Lo chef del ristorante Condividere di Torino, Federico Zanasi, ha vinto a Identità Golose 2026 il premio per il miglior “Piatto dell’Anno”: ovvero, il suo “Gnocco burro e oro”, una creazione che rappresenta una sintesi della sua visione gastronomica: essenzialità, memoria e ricerca.
L’idea
Zanasi da anni è alla guida del ristorante stellato, del Gruppo Lavazza, e non smette di stupire con una creatività riconosciuta ormai a livello internazionale. Il piatto nasce da un ingrediente simbolo della cultura gastronomica italiana, il pomodoro, che lo chef Zanasi trasforma attraverso una lavorazione tecnica raffinata in una preparazione solo apparentemente semplice. Il risultato è un condensato di gusto che valorizza il pomodoro in tutte le sue sfumature, accompagnato da burro, Parmigiano Reggiano, basilico e olio extravergine d’oliva.

Tecnica
Molta tecnica alla base della ricetta: lo chef si è infatti concentrato su un lavoro di estrazione e di concentrazione dei sapori: il succo di pomodoro datterino viene quindi lavorato con kuzu e questo permette di ottenere degli “gnocchi” morbidi e delicati. Che, successivamente, sono conservati nella passata di pomodoro e infine mantecati con burro e Parmigiano Reggiano.

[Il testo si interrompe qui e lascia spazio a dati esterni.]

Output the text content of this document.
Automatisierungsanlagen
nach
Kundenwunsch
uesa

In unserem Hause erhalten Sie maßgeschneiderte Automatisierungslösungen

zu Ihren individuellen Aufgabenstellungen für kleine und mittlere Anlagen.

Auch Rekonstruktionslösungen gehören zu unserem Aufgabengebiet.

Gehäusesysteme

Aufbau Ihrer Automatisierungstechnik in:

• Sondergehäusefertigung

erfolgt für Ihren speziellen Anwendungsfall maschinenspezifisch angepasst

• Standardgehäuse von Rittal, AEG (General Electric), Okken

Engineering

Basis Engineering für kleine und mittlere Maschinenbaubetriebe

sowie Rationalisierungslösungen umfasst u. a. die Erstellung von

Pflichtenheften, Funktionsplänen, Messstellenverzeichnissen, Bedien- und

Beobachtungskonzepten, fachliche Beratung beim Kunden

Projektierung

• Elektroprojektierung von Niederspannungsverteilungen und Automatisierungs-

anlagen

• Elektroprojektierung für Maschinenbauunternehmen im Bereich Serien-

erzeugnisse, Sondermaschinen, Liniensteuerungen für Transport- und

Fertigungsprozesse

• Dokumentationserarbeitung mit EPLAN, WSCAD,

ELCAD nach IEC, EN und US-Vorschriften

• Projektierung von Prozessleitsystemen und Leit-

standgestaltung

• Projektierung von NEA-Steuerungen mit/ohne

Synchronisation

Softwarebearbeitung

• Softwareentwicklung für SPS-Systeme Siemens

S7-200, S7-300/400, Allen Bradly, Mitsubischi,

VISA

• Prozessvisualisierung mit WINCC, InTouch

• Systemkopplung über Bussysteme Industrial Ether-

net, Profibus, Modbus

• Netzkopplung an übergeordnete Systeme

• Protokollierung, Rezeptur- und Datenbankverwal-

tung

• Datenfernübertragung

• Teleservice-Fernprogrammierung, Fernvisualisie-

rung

Dice Zanasi: «Una ricetta che prende ispirazione dalla classica tradizione italiana, ma reinterpretata in chiave contemporanea. È un piatto, anzi un condimento che riporta alla mia infanzia, dove il pomodoro era sempre il protagonista assoluto che ho qui celebrato in tutte le sue consistenze e in un’esplosione di sapori, utilizzando tecnica e materia prima d’eccellenza, un inno all’italianità».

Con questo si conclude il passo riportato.